In early February of this year I was invited to preach at St Mark’s Cathedral, Minneapolis. My visit also coincided with a seminar day being given my Diana Butler-Bass a well known writer on contemporary matters affecting the present day Church and the future of Christianity.
Ms Butler-Basse referred to the Gallup Poles on religious observance. The of the decade from 1999-2009 reveal over this 10 year period from 1999-2009 a marked shift in the way Christians identify themselves in terms of their self description as religious or spiritual.
In 1999 60% of those polled identified themselves as religious but not spiritual. Whereas only around 20% of people identified as spiritual but not religious. A smaller number under 10% identified as religious and spiritual.
By 2009 only around 10% identified as religious but not spiritual. Around the same proportion as in 1999 identified as spiritual but not religious. The biggest change was the those identifying as spiritual and religious which rose from 10% to 50%.
What is implied by this shift? In John15 Jesus says: I do not call you servants any longer, because the servant does not know what the master is doing; but I have called you friends because I have made known to you everything that I have heard from my Father.
Prevalent among main-line Christians even as late as 1999 was the self image of being good servants of the Church. They identified as members of the institution and served it generously through talents, time, and money. Yet, ask them if they felt a personal relationship with God, were they spiritual, they generally answered no. Spirituality was something best left to the clergy.

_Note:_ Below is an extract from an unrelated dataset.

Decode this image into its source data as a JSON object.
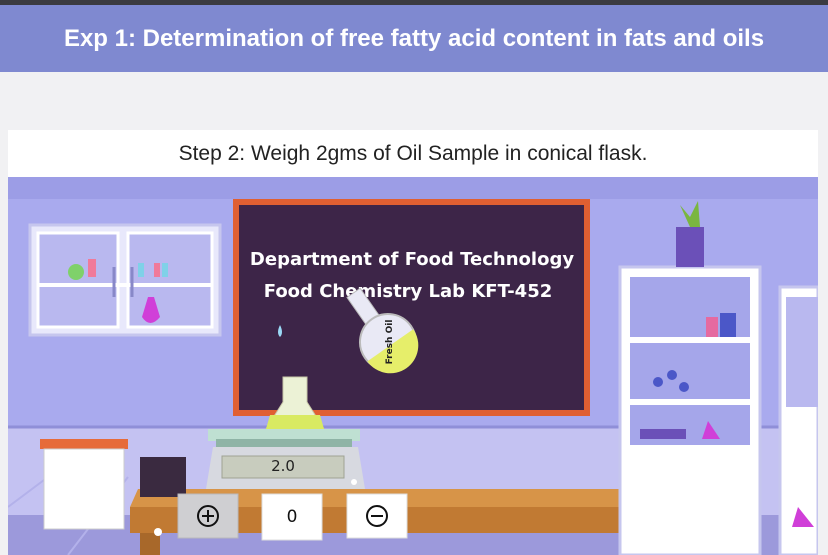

Looking around the community I serve at Trinity Cathedral I can clearly see the nature of this shift. While older members continue to serve the institution of the Church with dedication to tasks that need to be done, newer members are cautious about becoming what one X’er referred to as the $ sign in the pew. At Trinity we are currently experiencing a blossoming of growth. On this coming Sunday, the Sunday after the Ascension no less, the Bishop will confirm, or receive, or reaffirm some 62 people into communion with the catholic faith. A good number of these are young people. Yet, well over half are adults, some 40 or so having recently passed through our Episcopal 101 preparation.
Many of these relative newcomers are not like our traditional Episcopal Church people profile. They tend to be younger than the average age of Episcopalians. They are not our traditional good servant material. They are not religious and are wary of becoming religious. They are predominantly spiritual seekers. Some are new to Christianity. Some escaping other traditions that no longer serve them well. All are seeking an encounter with Historic Christianity. A Christianity characterized by a depth of liturgical expression, a faithfulness to the historic diversity of Catholic Christianity exemplified in the Anglican Tradition, and a generous Christianity seeking to bring the deep wells of Christian spirituality into informed dialogue with the confusions and uncertainties of life in 21st century America.
Other more convicted Christians call the Episcopal Church ‘that easy religion’. A more acurate description is that we are a Church that refuses to offer easy answers to complex questions. And so those who are seeking, yet, not wanting to be mollified with easy answers that either fail to justice to the integrity of their search or actually do violence to that search, continue to come.